When I pick up a shiny new top off the shop rail, nothing makes my heart sink faster than a “one size” label. Why? It never fits. You’re pretty much guaranteed either your boobs, your tummy or your bum will be mercilessly exposed by a garment designed to be OK for everyone but that usually provides a poor result. And it’s usually the one part you want to hide that ends up on show.
I hadn’t intended to start with a shopping analogy but hey ho, I am short of time so let’s press on.
We’ve been doing a lot of work recently with small to medium sized businesses and it never ceases to amaze me how many companies just don’t get what they need.
Small yet individually formed
In March this year, when David Cameron told the Conservative Party Conference ““There’s only one strategy for growth we can have now…and that is rolling up our sleeves and doing everything possible to make it easier for people to start (and) grow a business,” a line was drawn in the sand.
Only two months later, business secretary Vince Cable stood on a national stage alongside Lord Green and William Hague to announce that, “we’re rightly proud of British firms and making sure they can increase their exports to a worldwide audience is vital if we are to rebuild our economy.”
From grassroots campaigns to large-scale media pushes by the likes of The Mirror and The Independent; Google’s “get your business online competition” to HSBC’s small business confidence monitor, championing British small and medium-sized businesses and wanting them to succeed has never been more fashionable.
This is different.
If the UK is to recover from recession and bounce back from the economic woes that currently face us, we need small businesses to succeed.
Q. But how many large organisations truly understand the needs of small businesses?
A. Not many…..at least not when they are trying to communicate with them.
The most common complaint we hear from journalists (and the counsel we provide for our clients) is that the story IS different….solutions selling doesn’t work in the same way for SMEs as for large enterprises.
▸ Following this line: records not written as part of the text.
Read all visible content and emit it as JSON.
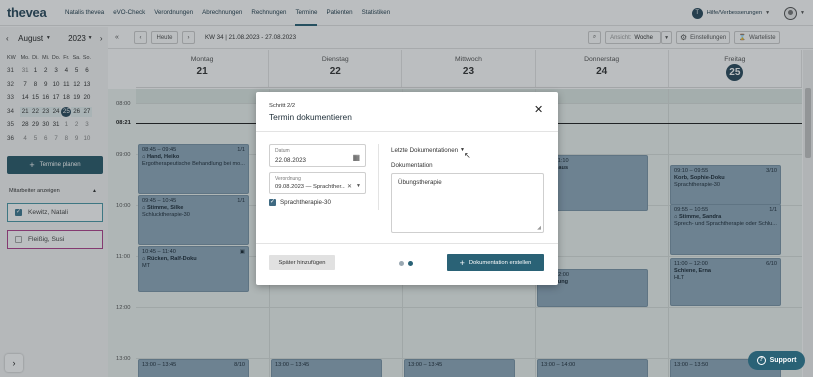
{
  "app": {
    "logo": "thevea",
    "nav": [
      {
        "label": "Natalis thevea",
        "active": false
      },
      {
        "label": "eVO-Check",
        "active": false
      },
      {
        "label": "Verordnungen",
        "active": false
      },
      {
        "label": "Abrechnungen",
        "active": false
      },
      {
        "label": "Rechnungen",
        "active": false
      },
      {
        "label": "Termine",
        "active": true
      },
      {
        "label": "Patienten",
        "active": false
      },
      {
        "label": "Statistiken",
        "active": false
      }
    ],
    "help_badge": "T",
    "help_label": "Hilfe/Verbesserungen"
  },
  "minical": {
    "month": "August",
    "year": "2023",
    "headers": [
      "KW",
      "Mo.",
      "Di.",
      "Mi.",
      "Do.",
      "Fr.",
      "Sa.",
      "So."
    ],
    "rows": [
      [
        "31",
        "31",
        "1",
        "2",
        "3",
        "4",
        "5",
        "6"
      ],
      [
        "32",
        "7",
        "8",
        "9",
        "10",
        "11",
        "12",
        "13"
      ],
      [
        "33",
        "14",
        "15",
        "16",
        "17",
        "18",
        "19",
        "20"
      ],
      [
        "34",
        "21",
        "22",
        "23",
        "24",
        "25",
        "26",
        "27"
      ],
      [
        "35",
        "28",
        "29",
        "30",
        "31",
        "1",
        "2",
        "3"
      ],
      [
        "36",
        "4",
        "5",
        "6",
        "7",
        "8",
        "9",
        "10"
      ]
    ]
  },
  "left": {
    "plan_button": "Termine planen",
    "staff_header": "Mitarbeiter anzeigen",
    "staff": [
      {
        "name": "Kewitz, Natali",
        "checked": true,
        "color": "#4c9aa8"
      },
      {
        "name": "Fleißig, Susi",
        "checked": false,
        "color": "#b0438f"
      }
    ]
  },
  "toolbar": {
    "today": "Heute",
    "week_label": "KW 34 | 21.08.2023 - 27.08.2023",
    "view_label": "Ansicht:",
    "view_value": "Woche",
    "settings": "Einstellungen",
    "waitlist": "Warteliste"
  },
  "days": [
    {
      "name": "Montag",
      "num": "21",
      "today": false
    },
    {
      "name": "Dienstag",
      "num": "22",
      "today": false
    },
    {
      "name": "Mittwoch",
      "num": "23",
      "today": false
    },
    {
      "name": "Donnerstag",
      "num": "24",
      "today": false
    },
    {
      "name": "Freitag",
      "num": "25",
      "today": true
    }
  ],
  "times": [
    "08:00",
    "09:00",
    "10:00",
    "11:00",
    "12:00",
    "13:00"
  ],
  "now_time": "08:21",
  "appointments": [
    {
      "t": "08:45 – 09:45",
      "n": "Hand, Heiko",
      "d": "Ergotherapeutische Behandlung bei mo...",
      "c": "1/1"
    },
    {
      "t": "09:45 – 10:45",
      "n": "Stimme, Silke",
      "d": "Schlucktherapie-30",
      "c": "1/1"
    },
    {
      "t": "10:45 – 11:40",
      "n": "Rücken, Ralf-Doku",
      "d": "MT",
      "c": ""
    },
    {
      "t": "13:00 – 13:45",
      "n": "",
      "d": "",
      "c": "8/10"
    },
    {
      "t": "13:00 – 13:45",
      "n": "",
      "d": "",
      "c": ""
    },
    {
      "t": "11:10",
      "n": "",
      "d": "haus",
      "c": ""
    },
    {
      "t": "12:00",
      "n": "",
      "d": "zung",
      "c": ""
    },
    {
      "t": "13:00 – 14:00",
      "n": "",
      "d": "",
      "c": ""
    },
    {
      "t": "13:00 – 13:45",
      "n": "",
      "d": "",
      "c": ""
    },
    {
      "t": "09:10 – 09:55",
      "n": "Korb, Sophie-Doku",
      "d": "Sprachtherapie-30",
      "c": "3/10"
    },
    {
      "t": "09:55 – 10:55",
      "n": "Stimme, Sandra",
      "d": "Sprech- und Sprachtherapie oder Schlu...",
      "c": "1/1"
    },
    {
      "t": "11:00 – 12:00",
      "n": "Schiene, Erna",
      "d": "HLT",
      "c": "6/10"
    },
    {
      "t": "13:00 – 13:50",
      "n": "",
      "d": "",
      "c": ""
    }
  ],
  "modal": {
    "step": "Schritt 2/2",
    "title": "Termin dokumentieren",
    "date_label": "Datum",
    "date_value": "22.08.2023",
    "rx_label": "Verordnung",
    "rx_value": "09.08.2023 — Sprachther...",
    "therapy": "Sprachtherapie-30",
    "last_docs": "Letzte Dokumentationen",
    "doc_label": "Dokumentation",
    "doc_value": "Übungstherapie",
    "later_button": "Später hinzufügen",
    "save_button": "Dokumentation erstellen"
  },
  "support": "Support",
  "colors": {
    "primary": "#2a6276",
    "appointment": "#90a9bc",
    "today_badge": "#2a4a5c"
  }
}
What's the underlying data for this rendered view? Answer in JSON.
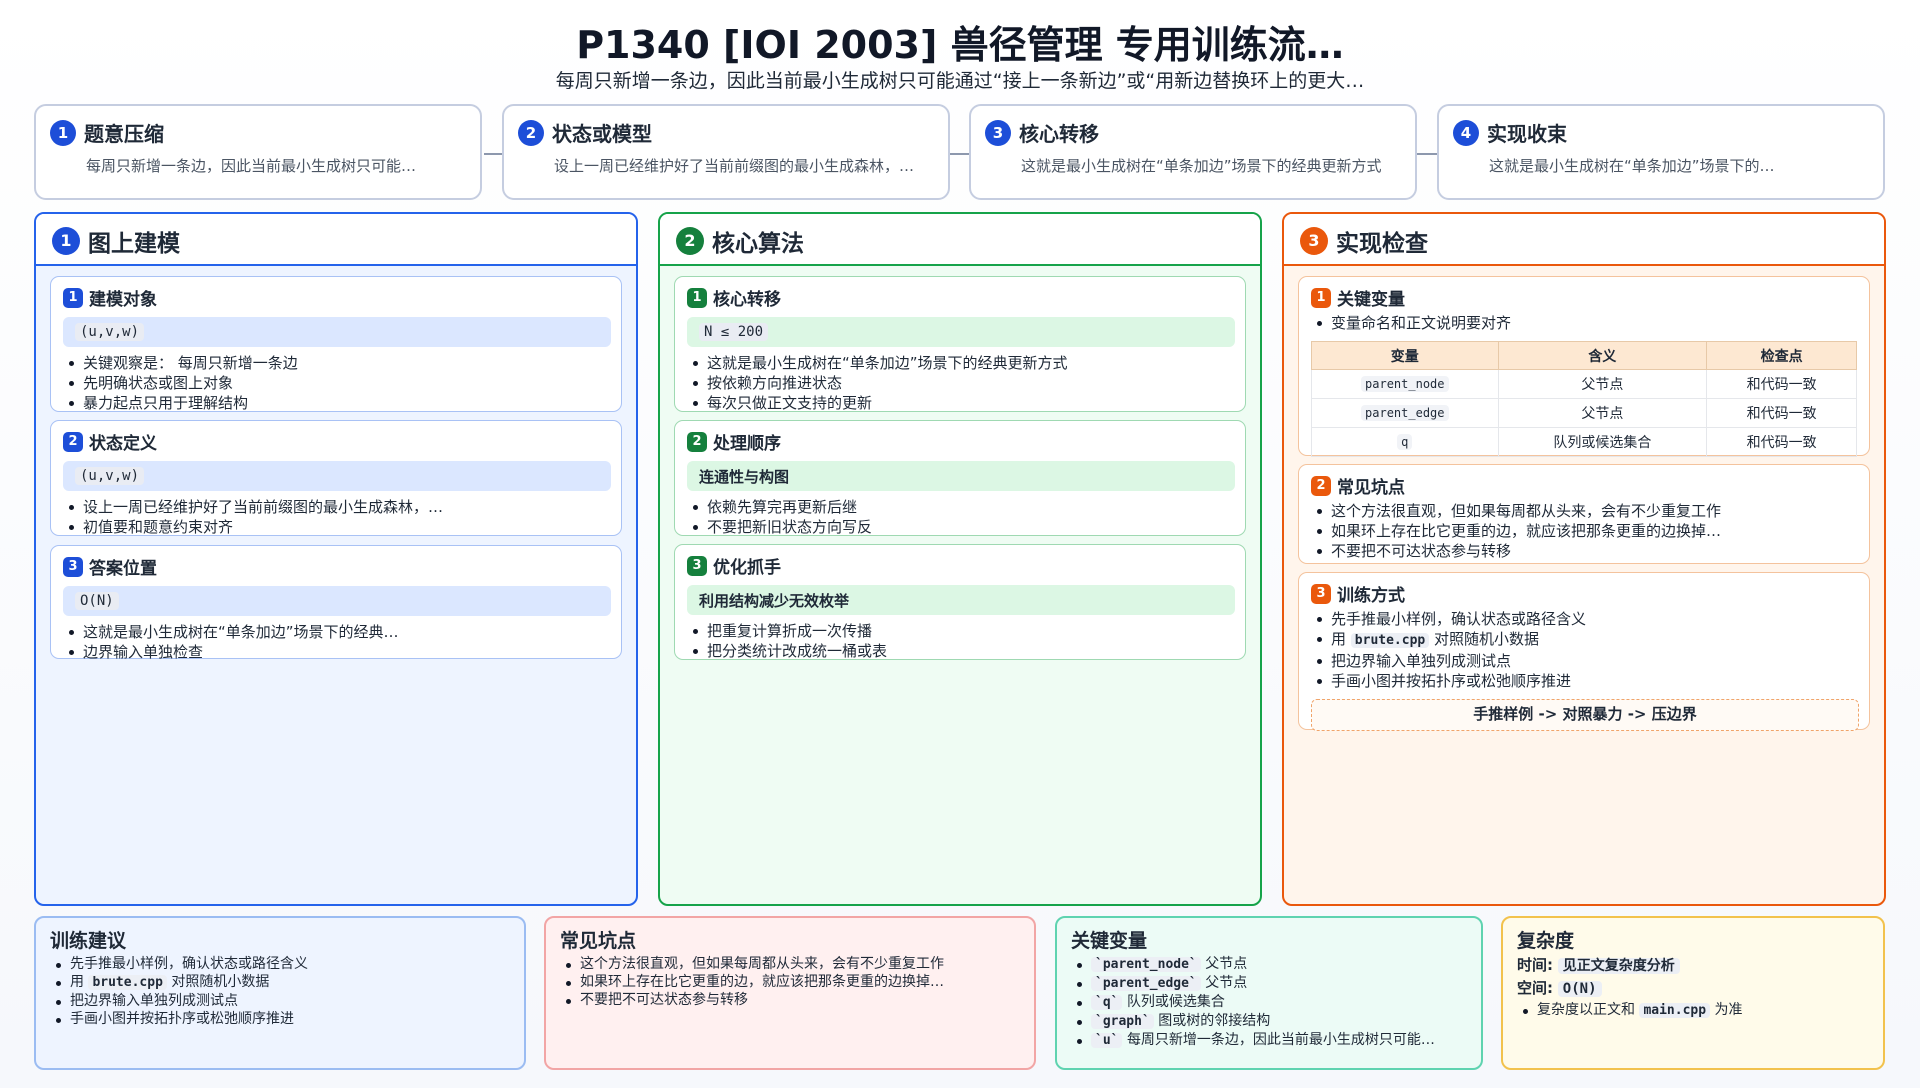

As for targeting audiences by job title, how does that achieve the desired results when the HR director is the finance director and the marketing director and the managing director all rolled into one?
From IT complexity to changing taxation; super-fast rural broadband to money laundering regulations; cloud security to the cost of “free”; understanding changing privacy laws to increasing remote working and the power of micropayments to the impact of mobile technology. As the managing director of a small British business today, there is currently a LOT going on in your head.
And the end game? Cutting costs and achieving growth.
So where are the danger points? And why do (according to Experian) over 1800 small businesses a month fail in the UK?
According to Jonathan Hogg in April’s Independent SME supplement, “businesses fail to understand that the most successful time in a company’s life is its most dangerous time” and attributes this to what Freud called “totems and taboos”.
“Totems are ideas that become so sacred they cannot be questioned and taboos are the questions that cannot be asked. They arise from some very deep-rooted human instincts…reflect our natural conservative bias in the form of a reluctance to change….and the herd instinct where everyone wants to agree with the majority.”
And why this reluctance to change? At an enterprise level, businesses usually have non-executives to lean on. To spot trends, point out pitfalls and to provide experience from learning the hard way. But what do SMEs have? Very often a combination of gut feel and a very small amount of spare time.
Doing well by doing good
In the UK at present there is a real opportunity to provide not only support, education and competitions/giveaways to the SME market but genuine help. The media want this, the government wants this and only a very few global organisations are really doing it.
I believe here is a wealth of industry knowledge, support and mentorship sitting within vertically-focused global businesses that can be shared to mutual benefit with the SME market in the UK.
What does this mean for PR and social media?
Where the focus on technology in the broadsheet media has shrunk over the past ten years, the tabloids, regionals and small business/consumer titles have seen an increase, particularly online. An increase in blogger credibility, search and link-led marketing, has meant that ideas MUST be good enough to be shared amongst friends and colleagues and campaigns must deliver more than just news.
What works?
Businesses that are succeeding in reaching SME and industry audiences through print, broadcast and social media are using a simple but successful communications formula:
Simple language + human angles x strong support from real businesses= PR success
In the UK, there is a real opportunity to take initiatives such as business mentoring and community partnerships a lot further. PR-wise, it amazes me that still companies are not talking the language of small businesses, instead burying all the interesting stuff under mountains of product marketing speak.
The smart company that can couple the wealth of interesting business news that its end users generate EVERY day with the political, social and macroeconomic picture in the UK today (alongside providing genuine support for British businesses) is a PR success waiting to happen. So come on then, who’s game?